In 1964, Xu and Hua Luogeng chaired the first national conference on functional analysis at the Hengshan Hotel in Shanghai. She was the CCP party group leader at the conference. In 1965, Xu began to translate Carathéodory's Theory of Functions of a Complex Variable. She could not complete it due to her workload in the Socialist Education Movement. After the Cultural Revolution began in 1966, Xu began to undergo struggle sessions within Hangzhou University. She was forced to kneel for long times and was whipped. In 1968, Xu's husband Jiang Ximing was accused of being a German spy, and Xu was detained and was pressured to confess her alleged spy activities. On 23 January 1969, Xu committed suicide by hanging.
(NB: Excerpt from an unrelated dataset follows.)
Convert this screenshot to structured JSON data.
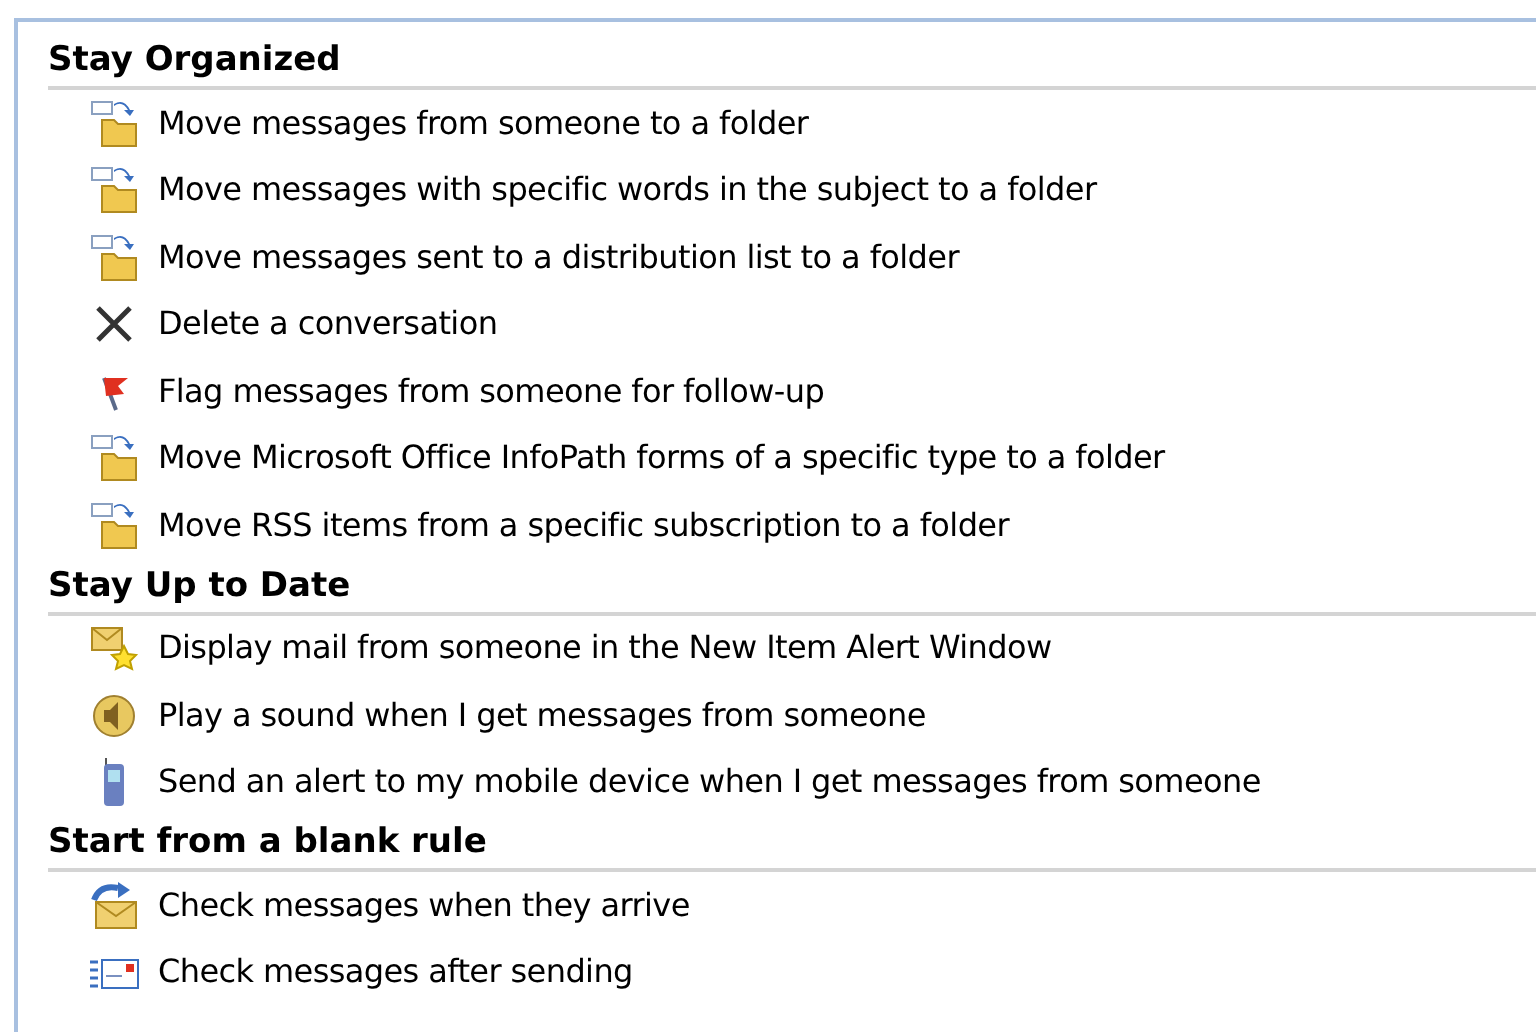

In 1978, Hangzhou University held a commemoration ceremony and rehabilitated Xu. She was buried in Liuxia Subdistrict, Hangzhou. In 2009, the department of mathematics of Zhejiang University purchased a new grave for Xu and made a new tombstone. On 13 June 2015, Zhejiang University held a conference commemorating the 100th anniversary of Xu's birth.

== Works and influences ==

Xue et al. consider Xu to be a member of the third generation of the mathematical analysis tradition at Zhejiang University. Xu's publications include:
- Kiang, Süe-Yung (1941). "Über die Fouriersche Entwicklung der singulären Funktion bei einer Lebesgueschen Zerlegung" (Note: Some sources consider this work Xu's PhD dissertation.)
- Zee-Kiang, Süe-Yung (1944). "On the Variation of Increasing Functions Whose First 2n Fourier Coefficients are Given"

Xu's translations include:
- Natanson, Isidor
- Hardy, G. H.

When she was teaching at Zhejiang University, Xu was the thesis advisor of the Chinese American mathematician Yuan-Shih Chow. Three members of the Chinese Academy of Sciences–Shi Zhongci, Wang Yuan, and Hu Hesheng–had taken her classes at the university. Her adopted daughter also became a PhD in mathematics.